При желании можно масштабировать функции. Я собираюсь масштабировать функции так, чтобы каждая функция имела среднее значение, равное нулю, и стандартное отклонение, равное единице. StandardScaler sklearn может это сделать.

sc = StandardScaler()
x_train = sc.fit_transform(x_train.values)
x_val = sc.transform(x_val.values)
x_test = sc.transform(x_test.values)

Обратите внимание, что я использовал только данные поезда, чтобы найти параметры масштабирования для данных поезда, проверки и тестирования.

Определить модель и обучить

Теперь мы готовы обучить модель. Давайте определим модель, как показано ниже.

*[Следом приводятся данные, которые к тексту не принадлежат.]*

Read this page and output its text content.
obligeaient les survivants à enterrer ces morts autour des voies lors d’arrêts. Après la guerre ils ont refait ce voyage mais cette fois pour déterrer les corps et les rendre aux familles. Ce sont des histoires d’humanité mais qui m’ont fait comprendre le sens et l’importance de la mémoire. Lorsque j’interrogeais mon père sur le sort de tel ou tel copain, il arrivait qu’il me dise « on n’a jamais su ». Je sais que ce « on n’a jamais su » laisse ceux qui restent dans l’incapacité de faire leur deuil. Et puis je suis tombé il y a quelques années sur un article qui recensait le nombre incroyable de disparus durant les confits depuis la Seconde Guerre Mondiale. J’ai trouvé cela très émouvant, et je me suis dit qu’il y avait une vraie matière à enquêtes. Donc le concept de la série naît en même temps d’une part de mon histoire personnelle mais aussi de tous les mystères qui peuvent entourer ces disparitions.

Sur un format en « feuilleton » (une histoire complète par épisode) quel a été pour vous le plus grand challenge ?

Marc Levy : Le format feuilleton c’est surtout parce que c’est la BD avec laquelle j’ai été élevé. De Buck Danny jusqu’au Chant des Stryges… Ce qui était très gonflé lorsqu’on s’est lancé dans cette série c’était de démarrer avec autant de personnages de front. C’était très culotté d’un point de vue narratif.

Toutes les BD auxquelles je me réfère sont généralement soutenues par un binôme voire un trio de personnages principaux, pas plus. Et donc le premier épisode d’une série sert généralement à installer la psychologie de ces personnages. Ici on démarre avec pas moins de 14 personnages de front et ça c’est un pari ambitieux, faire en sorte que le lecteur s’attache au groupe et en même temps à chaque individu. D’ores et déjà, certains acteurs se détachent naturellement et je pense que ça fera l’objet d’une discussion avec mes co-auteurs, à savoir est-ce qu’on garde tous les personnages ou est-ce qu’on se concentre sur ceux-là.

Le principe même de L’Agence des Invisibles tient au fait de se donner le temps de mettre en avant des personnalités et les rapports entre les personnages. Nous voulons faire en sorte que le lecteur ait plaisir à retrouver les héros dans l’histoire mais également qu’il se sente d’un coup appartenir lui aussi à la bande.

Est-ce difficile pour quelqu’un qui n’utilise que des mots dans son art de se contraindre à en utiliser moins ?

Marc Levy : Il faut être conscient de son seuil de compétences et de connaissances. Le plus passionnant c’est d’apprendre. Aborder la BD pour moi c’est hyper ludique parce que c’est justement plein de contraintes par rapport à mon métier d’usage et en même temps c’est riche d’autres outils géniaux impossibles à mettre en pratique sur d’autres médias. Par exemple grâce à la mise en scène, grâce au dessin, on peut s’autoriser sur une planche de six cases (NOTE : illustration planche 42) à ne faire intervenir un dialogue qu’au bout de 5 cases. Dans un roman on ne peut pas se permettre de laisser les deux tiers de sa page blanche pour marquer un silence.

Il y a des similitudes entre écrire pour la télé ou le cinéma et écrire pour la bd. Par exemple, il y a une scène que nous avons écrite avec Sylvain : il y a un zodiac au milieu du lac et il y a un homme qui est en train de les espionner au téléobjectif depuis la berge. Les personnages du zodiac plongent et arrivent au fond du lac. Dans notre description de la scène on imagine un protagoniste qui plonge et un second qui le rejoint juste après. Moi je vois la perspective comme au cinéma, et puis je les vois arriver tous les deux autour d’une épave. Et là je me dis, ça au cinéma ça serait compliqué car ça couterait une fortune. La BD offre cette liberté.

rf = RandomForestRegressor(n_estimators=100, random_state=42)

И приступайте к тренировкам.

rf.fit(X=x_train, y=y_train)

Вот и все! Теперь мы можем найти производительность модели на тестовых данных.

Делать предсказания

Мы можем использовать метод прогнозирования случайного леса scikit-learn, чтобы найти прогнозы модели.

test_pred = rf.predict(x_test)
r2 = r2_score(y_pred = test_pred, y_true = y_test)
rmse = mean_squared_error(y_pred=test_pred, y_true=y_test)**.5
print(f'r2 score =  {r2}')
print(f'rmse = {rmse}')

Я получил оценку r2 0,66 и RMSE 0,70. Не так уж и плохо для очень простой модели. Вы можете получить разные результаты в зависимости от случайных состояний, которые вы используете для разделения поезда/теста и для случайных лесов.

Давайте также построим график истинной и предсказанной липофильности.

plt.plot(y_test, test_pred, 'o');
plt.plot([-1, 5], [-1,5], 'k--')
plt.xticks(fontsize=16, fontweight='bold')
plt.yticks(fontsize=16, fontweight='bold')
plt.xlabel('True', fontsize=16, fontweight='bold');
plt.ylabel('Predicted', fontsize=16, fontweight='bold');
plt.tight_layout();
plt.savefig('lipo_test.png')

Полный код можно найти в моем репозитории на GitHub.